As long as we allow rent seeking and rent capture to proceed, it'll create huge incentives for people to do exactly that. In response to a question, Adams said that when we're talking about how the metro economy is working today and how it should work down the road to make us effective and competitive, we must look at the sources of income today. How much is based on rent seeking and how much on creativity and ingenuity?

Entrepreneurs are limited in what they can do, because we're not investing early enough to create the entrepreneurs of tomorrow. He said the Washington, D.C., economy has flourished by the growing presence of special interests seeking rent capture. "That's not a productivity business," he said. "It leaves behind an underinvestment in young people to create the entrepreneurs, the business leaders and the productivity of tomorrow."

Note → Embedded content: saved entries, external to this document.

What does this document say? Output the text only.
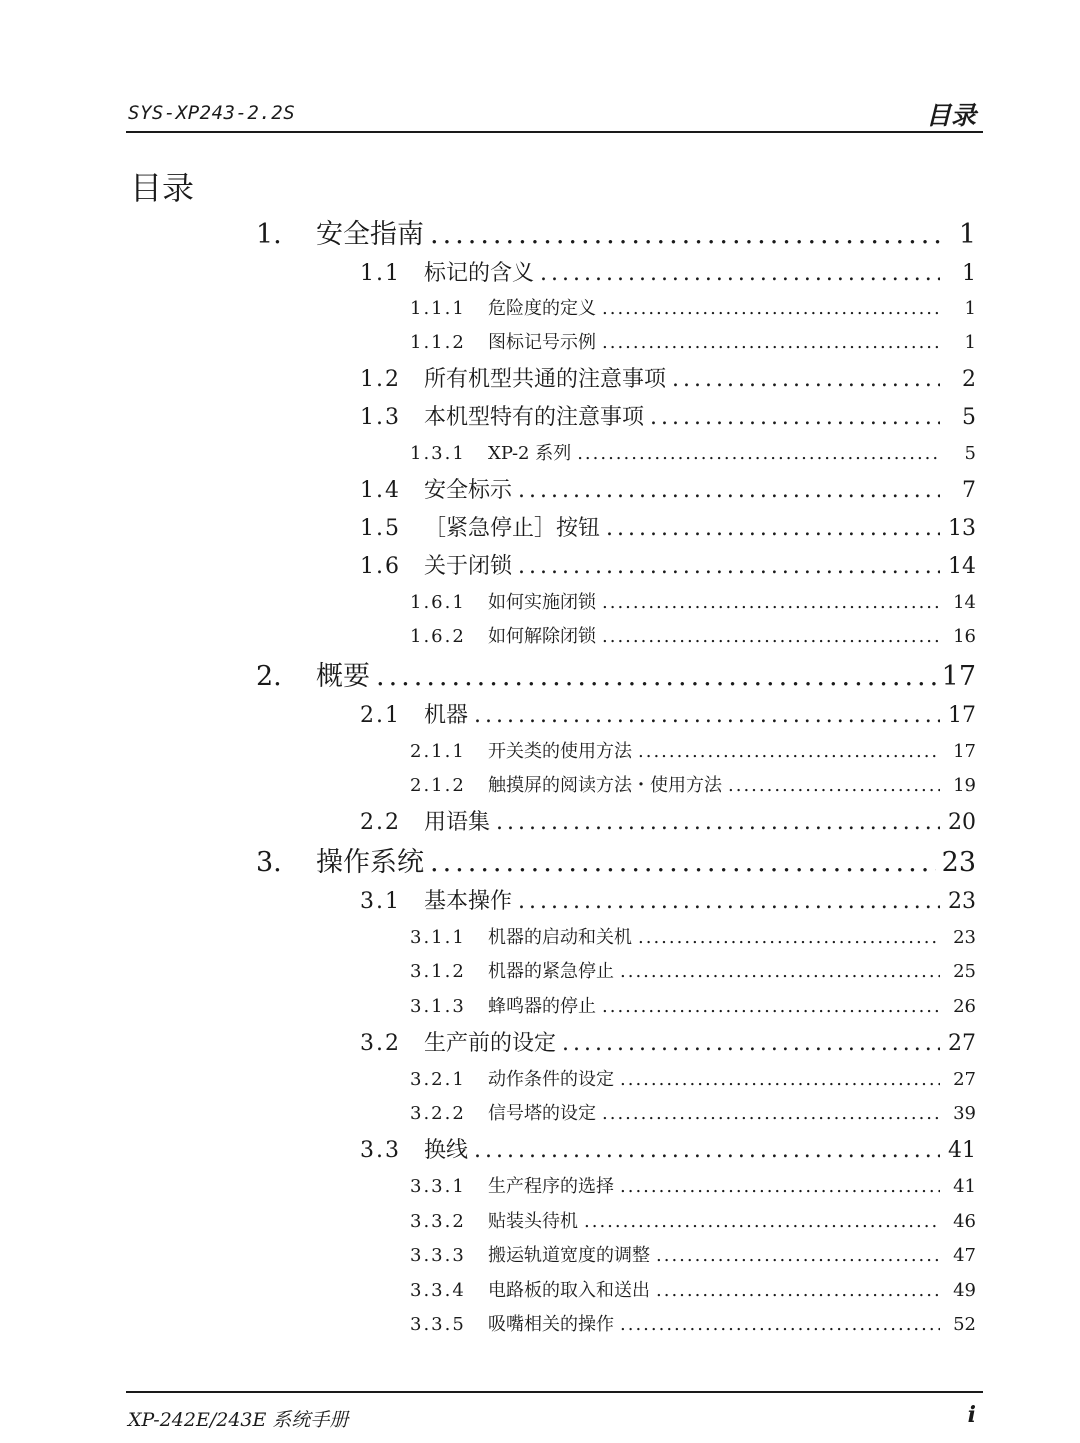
SYS-XP243-2.2S	目录
目录
1.	安全指南 .....	1
1.1	标记的含义 .....	1
1.1.1	危险度的定义 .....	1
1.1.2	图标记号示例 .....	1
1.2	所有机型共通的注意事项 .....	2
1.3	本机型特有的注意事项 .....	5
1.3.1	XP-2 系列 .....	5
1.4	安全标示 .....	7
1.5	［紧急停止］按钮 .....	13
1.6	关于闭锁 .....	14
1.6.1	如何实施闭锁 .....	14
1.6.2	如何解除闭锁 .....	16
2.	概要 .....	17
2.1	机器 .....	17
2.1.1	开关类的使用方法 .....	17
2.1.2	触摸屏的阅读方法・使用方法 .....	19
2.2	用语集 .....	20
3.	操作系统 .....	23
3.1	基本操作 .....	23
3.1.1	机器的启动和关机 .....	23
3.1.2	机器的紧急停止 .....	25
3.1.3	蜂鸣器的停止 .....	26
3.2	生产前的设定 .....	27
3.2.1	动作条件的设定 .....	27
3.2.2	信号塔的设定 .....	39
3.3	换线 .....	41
3.3.1	生产程序的选择 .....	41
3.3.2	贴装头待机 .....	46
3.3.3	搬运轨道宽度的调整 .....	47
3.3.4	电路板的取入和送出 .....	49
3.3.5	吸嘴相关的操作 .....	52
XP-242E/243E 系统手册	i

More and more people feel entitled to what they're getting, rather than feeling that what they get has to be earned. An interviewer noted that people now seem to feel less discomfort with collecting a paycheck whether or not they've earned it. Adams said managers and leaders must tell people that being a public employee is a public trust: it's your obligation to deliver equal to what's being given to you. "When public employees become a major political block, voting to ensure that what they get continues on their terms," he said, "the system has become corrupted."

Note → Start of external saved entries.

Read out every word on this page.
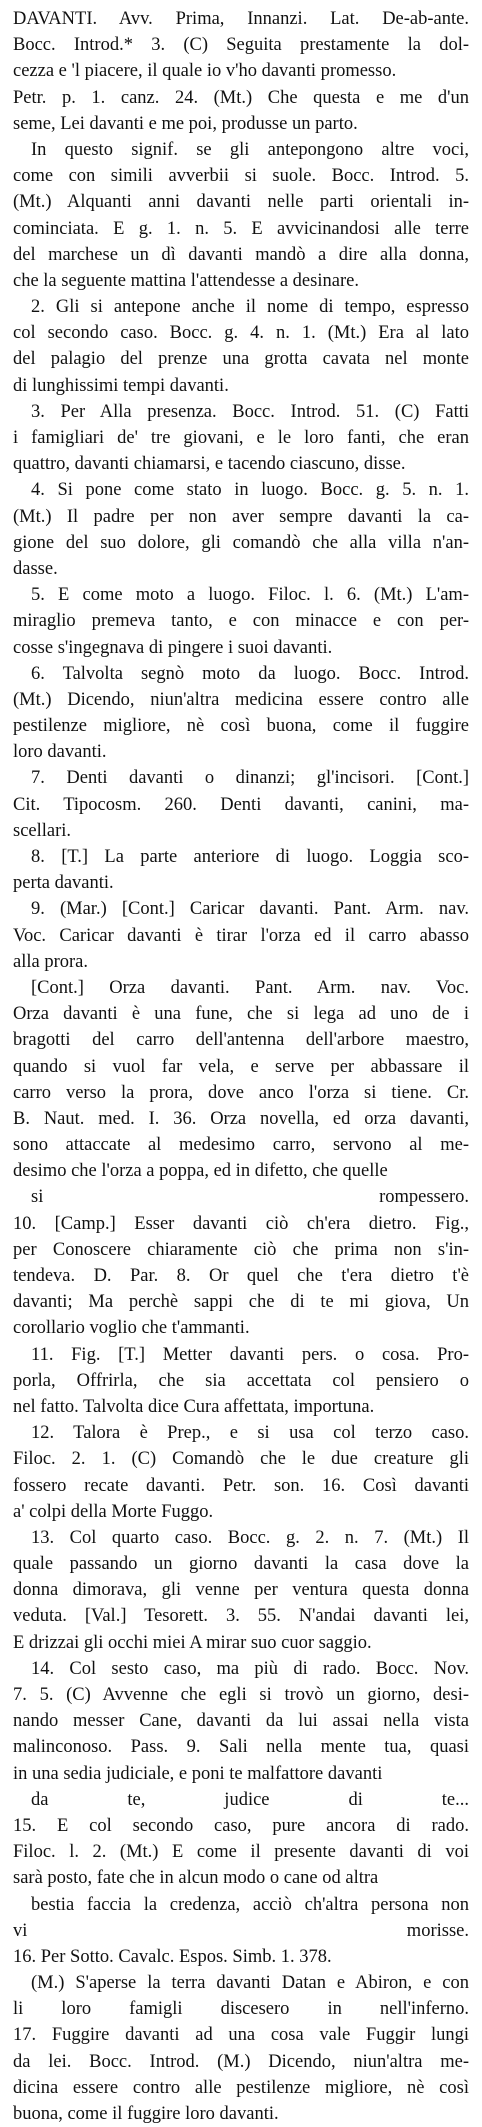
DAVANTI. Avv. Prima, Innanzi. Lat. De-ab-ante.
Bocc. Introd.* 3. (C) Seguita prestamente la dol-
cezza e 'l piacere, il quale io v'ho davanti promesso.
Petr. p. 1. canz. 24. (Mt.) Che questa e me d'un
seme, Lei davanti e me poi, produsse un parto.
In questo signif. se gli antepongono altre voci,
come con simili avverbii si suole. Bocc. Introd. 5.
(Mt.) Alquanti anni davanti nelle parti orientali in-
cominciata. E g. 1. n. 5. E avvicinandosi alle terre
del marchese un dì davanti mandò a dire alla donna,
che la seguente mattina l'attendesse a desinare.
2. Gli si antepone anche il nome di tempo, espresso
col secondo caso. Bocc. g. 4. n. 1. (Mt.) Era al lato
del palagio del prenze una grotta cavata nel monte
di lunghissimi tempi davanti.
3. Per Alla presenza. Bocc. Introd. 51. (C) Fatti
i famigliari de' tre giovani, e le loro fanti, che eran
quattro, davanti chiamarsi, e tacendo ciascuno, disse.
4. Si pone come stato in luogo. Bocc. g. 5. n. 1.
(Mt.) Il padre per non aver sempre davanti la ca-
gione del suo dolore, gli comandò che alla villa n'an-
dasse.
5. E come moto a luogo. Filoc. l. 6. (Mt.) L'am-
miraglio premeva tanto, e con minacce e con per-
cosse s'ingegnava di pingere i suoi davanti.
6. Talvolta segnò moto da luogo. Bocc. Introd.
(Mt.) Dicendo, niun'altra medicina essere contro alle
pestilenze migliore, nè così buona, come il fuggire
loro davanti.
7. Denti davanti o dinanzi; gl'incisori. [Cont.]
Cit. Tipocosm. 260. Denti davanti, canini, ma-
scellari.
8. [T.] La parte anteriore di luogo. Loggia sco-
perta davanti.
9. (Mar.) [Cont.] Caricar davanti. Pant. Arm. nav.
Voc. Caricar davanti è tirar l'orza ed il carro abasso
alla prora.
[Cont.] Orza davanti. Pant. Arm. nav. Voc.
Orza davanti è una fune, che si lega ad uno de i
bragotti del carro dell'antenna dell'arbore maestro,
quando si vuol far vela, e serve per abbassare il
carro verso la prora, dove anco l'orza si tiene. Cr.
B. Naut. med. I. 36. Orza novella, ed orza davanti,
sono attaccate al medesimo carro, servono al me-
desimo che l'orza a poppa, ed in difetto, che quelle
si rompessero.
10. [Camp.] Esser davanti ciò ch'era dietro. Fig.,
per Conoscere chiaramente ciò che prima non s'in-
tendeva. D. Par. 8. Or quel che t'era dietro t'è
davanti; Ma perchè sappi che di te mi giova, Un
corollario voglio che t'ammanti.
11. Fig. [T.] Metter davanti pers. o cosa. Pro-
porla, Offrirla, che sia accettata col pensiero o
nel fatto. Talvolta dice Cura affettata, importuna.
12. Talora è Prep., e si usa col terzo caso.
Filoc. 2. 1. (C) Comandò che le due creature gli
fossero recate davanti. Petr. son. 16. Così davanti
a' colpi della Morte Fuggo.
13. Col quarto caso. Bocc. g. 2. n. 7. (Mt.) Il
quale passando un giorno davanti la casa dove la
donna dimorava, gli venne per ventura questa donna
veduta. [Val.] Tesorett. 3. 55. N'andai davanti lei,
E drizzai gli occhi miei A mirar suo cuor saggio.
14. Col sesto caso, ma più di rado. Bocc. Nov.
7. 5. (C) Avvenne che egli si trovò un giorno, desi-
nando messer Cane, davanti da lui assai nella vista
malinconoso. Pass. 9. Sali nella mente tua, quasi
in una sedia judiciale, e poni te malfattore davanti
da te, judice di te...
15. E col secondo caso, pure ancora di rado.
Filoc. l. 2. (Mt.) E come il presente davanti di voi
sarà posto, fate che in alcun modo o cane od altra
bestia faccia la credenza, acciò ch'altra persona non
vi morisse.
16. Per Sotto. Cavalc. Espos. Simb. 1. 378.
(M.) S'aperse la terra davanti Datan e Abiron, e con
li loro famigli discesero in nell'inferno.
17. Fuggire davanti ad una cosa vale Fuggir lungi
da lei. Bocc. Introd. (M.) Dicendo, niun'altra me-
dicina essere contro alle pestilenze migliore, nè così
buona, come il fuggire loro davanti.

Smaller cities in Minnesota have their own economies. Adams said the Rochester region, the Marshall region, the Duluth region and the Roseau region are all smaller versions of the Twin Cities, with their own economies. He noted that Rochester, for example, has an economy, but he asked how much of that economy is based on quality research that's improving the effectiveness and efficiency of health care down the road and how much is based on doing routine, overpriced medical procedures.

Governments could be required to have balance sheets. Adams said the Government Accounting Standards Board is "inching" into that in the transportation area. He said it's important to think in balance sheet terms: is it improving or declining? "If it's improving because we're doing a better job of competing with the rest of the world by supporting ourselves in honest ways, that's good," he said. "If we're competing because we've learned how to rip off the rest of the world, that's bad. It's not long-term competitiveness."

Agriculture is one of Minnesota's major industries. Adams said when it's done well, that is, with the agricultural producers absorbing the full costs of their production, it's a big part of the economy. "They're doing great if they're not polluting, if they're not leaving toxic things behind and if they're not creating too much monoculture, so that we create a bad situation down the road," he said.